Beseeching is commissioned by The Primavera Project for Matt Haimovitz.
Texu Kim is “one of the most active and visible composers of his generation,” (San Francisco Classical Voice), writing music that’s fun, sophisticated, and culturally-connected. Drawing on his personal affinity for humor, his background in science, and his fascination with everyday experiences, Kim’s work radiates positivity, offering “major-league cuteness” (Broadway World) while demonstrating “surprising scope” (San Diego Story).
As a Korean-American, Kim explores the localization of imported traditions, incorporating cross-cultural elements into his work in “impressive and special” ways, so that “many orchestras and conductors around the world are taking an interest in [his] music” (KPBS). By highlighting the interaction between folk culture and external influences, Kim creates meaningful depth while maintaining a signature playfulness and exuberance that is both listener friendly and engaging.
An impressive roster of international ensembles have programmed Kim’s music, including the New York Philharmonic, Los Angeles Philharmonic, Minnesota Orchestra, Detroit Symphony, New World Symphony, Oregon Symphony, National Orchestra of Korea, Seoul Philharmonic Orchestra, Ensemble Intercontemporain, Ensemble Modern, Alarm Will Sound, Ensemble Reconsil Vienna, New York Classical Players, AsianArt Ensemble Berlin, and more. Additionally, he served as the Composer-in-Residence of the Korean Symphony Orchestra (2014-18).

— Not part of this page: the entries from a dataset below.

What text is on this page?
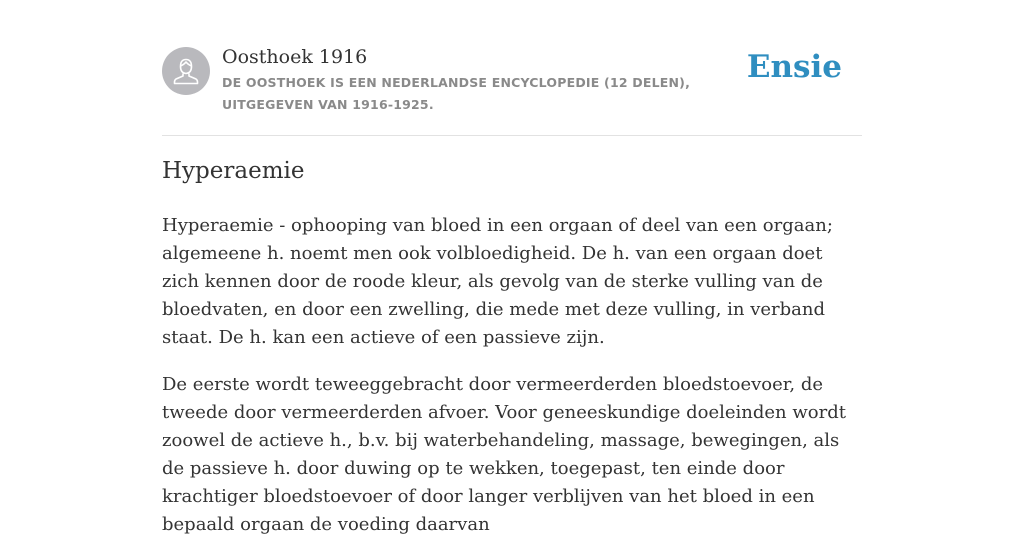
Oosthoek 1916
DE OOSTHOEK IS EEN NEDERLANDSE ENCYCLOPEDIE (12 DELEN), UITGEGEVEN VAN 1916-1925.
Ensie
Hyperaemie

Hyperaemie - ophooping van bloed in een orgaan of deel van een orgaan; algemeene h. noemt men ook volbloedigheid. De h. van een orgaan doet zich kennen door de roode kleur, als gevolg van de sterke vulling van de bloedvaten, en door een zwelling, die mede met deze vulling, in verband staat. De h. kan een actieve of een passieve zijn.

De eerste wordt teweeggebracht door vermeerderden bloedstoevoer, de tweede door vermeerderden afvoer. Voor geneeskundige doeleinden wordt zoowel de actieve h., b.v. bij waterbehandeling, massage, bewegingen, als de passieve h. door duwing op te wekken, toegepast, ten einde door krachtiger bloedstoevoer of door langer verblijven van het bloed in een bepaald orgaan de voeding daarvan
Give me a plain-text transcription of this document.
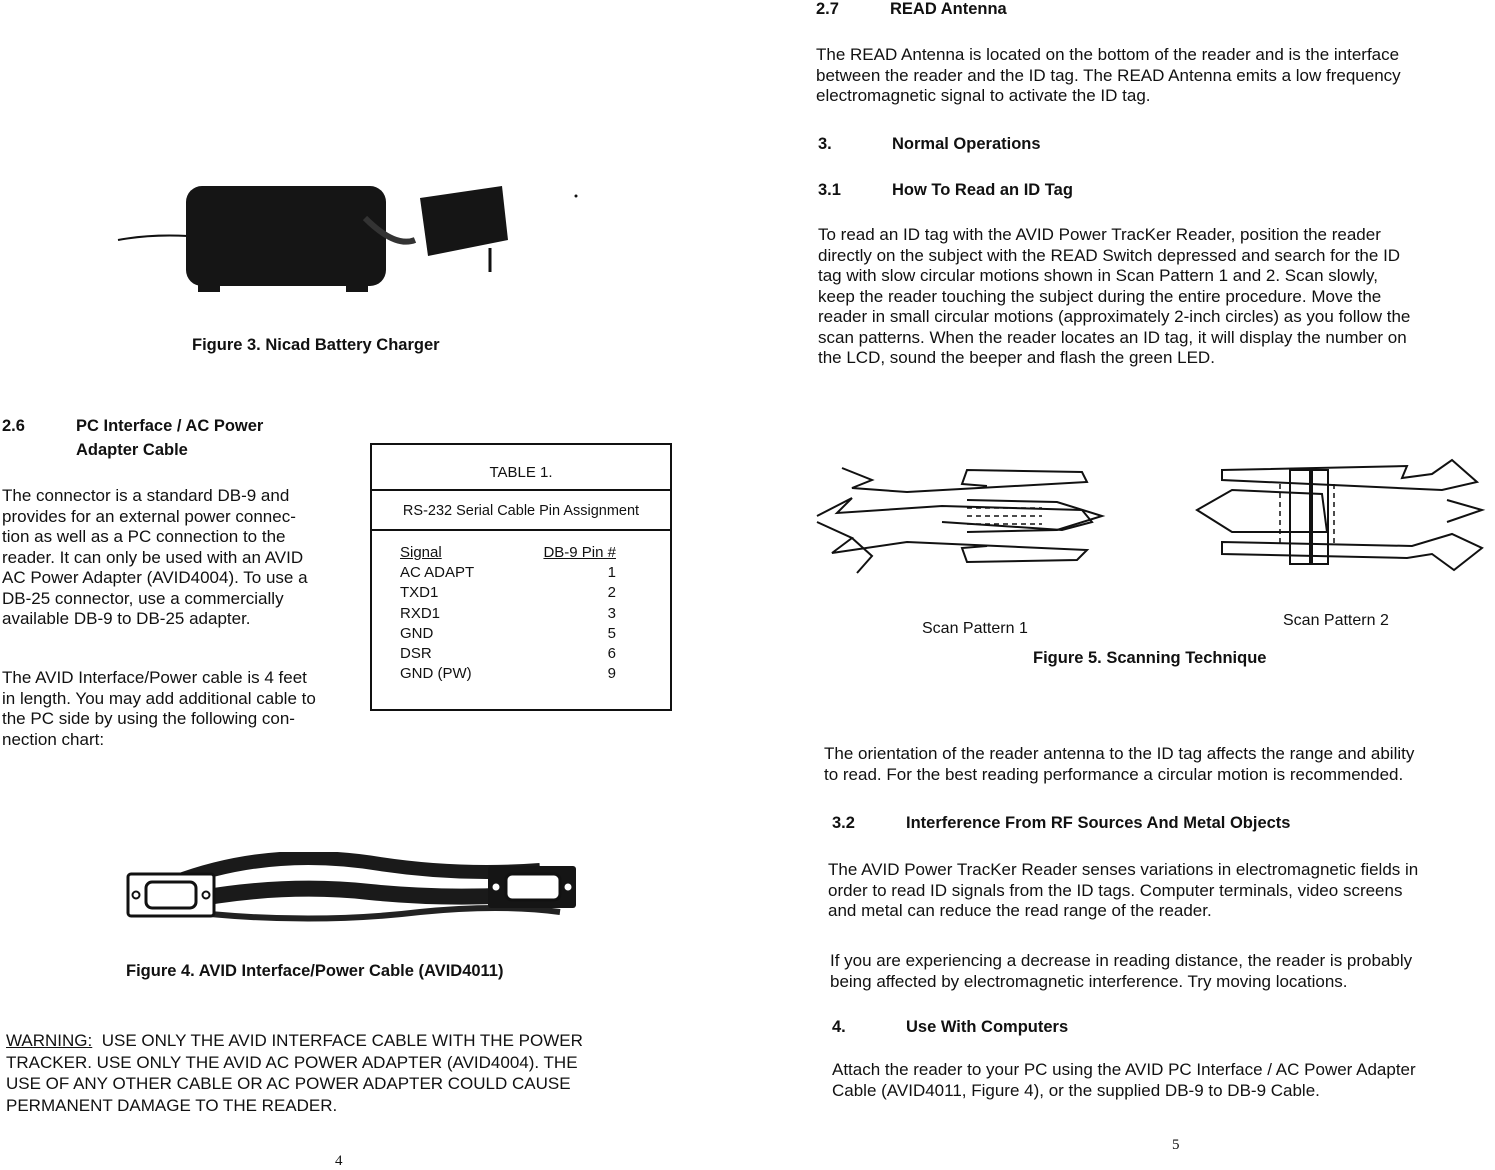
Figure 3. Nicad Battery Charger
2.6	PC Interface / AC Power
Adapter Cable
The connector is a standard DB-9 and
provides for an external power connec-
tion as well as a PC connection to the
reader. It can only be used with an AVID
AC Power Adapter (AVID4004). To use a
DB-25 connector, use a commercially
available DB-9 to DB-25 adapter.
The AVID Interface/Power cable is 4 feet
in length. You may add additional cable to
the PC side by using the following con-
nection chart:
TABLE 1.
RS-232 Serial Cable Pin Assignment
Signal	DB-9 Pin #
AC ADAPT	1
TXD1	2
RXD1	3
GND	5
DSR	6
GND (PW)	9
Figure 4. AVID Interface/Power Cable (AVID4011)
WARNING: USE ONLY THE AVID INTERFACE CABLE WITH THE POWER
TRACKER. USE ONLY THE AVID AC POWER ADAPTER (AVID4004). THE
USE OF ANY OTHER CABLE OR AC POWER ADAPTER COULD CAUSE
PERMANENT DAMAGE TO THE READER.
4
2.7	READ Antenna
The READ Antenna is located on the bottom of the reader and is the interface
between the reader and the ID tag. The READ Antenna emits a low frequency
electromagnetic signal to activate the ID tag.
3.	Normal Operations
3.1	How To Read an ID Tag
To read an ID tag with the AVID Power TracKer Reader, position the reader
directly on the subject with the READ Switch depressed and search for the ID
tag with slow circular motions shown in Scan Pattern 1 and 2. Scan slowly,
keep the reader touching the subject during the entire procedure. Move the
reader in small circular motions (approximately 2-inch circles) as you follow the
scan patterns. When the reader locates an ID tag, it will display the number on
the LCD, sound the beeper and flash the green LED.
Scan Pattern 1	Scan Pattern 2
Figure 5. Scanning Technique
The orientation of the reader antenna to the ID tag affects the range and ability
to read. For the best reading performance a circular motion is recommended.
3.2	Interference From RF Sources And Metal Objects
The AVID Power TracKer Reader senses variations in electromagnetic fields in
order to read ID signals from the ID tags. Computer terminals, video screens
and metal can reduce the read range of the reader.
If you are experiencing a decrease in reading distance, the reader is probably
being affected by electromagnetic interference. Try moving locations.
4.	Use With Computers
Attach the reader to your PC using the AVID PC Interface / AC Power Adapter
Cable (AVID4011, Figure 4), or the supplied DB-9 to DB-9 Cable.
5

An assistant professor of music at San Diego State University and frequent collaborator with choreographers, filmmakers, and educators, Kim has received awards and honors from the Civitella Ranieri Foundation, American Modern Ensemble, Copland House, SCI/ASCAP, and Isang Yun International Composition Prize. In addition to the music accolades, Kim won a Silver Medal in the 1998 International Chemistry Olympiad. Kim earned his D.M. from Indiana University and prior degrees from Seoul National University.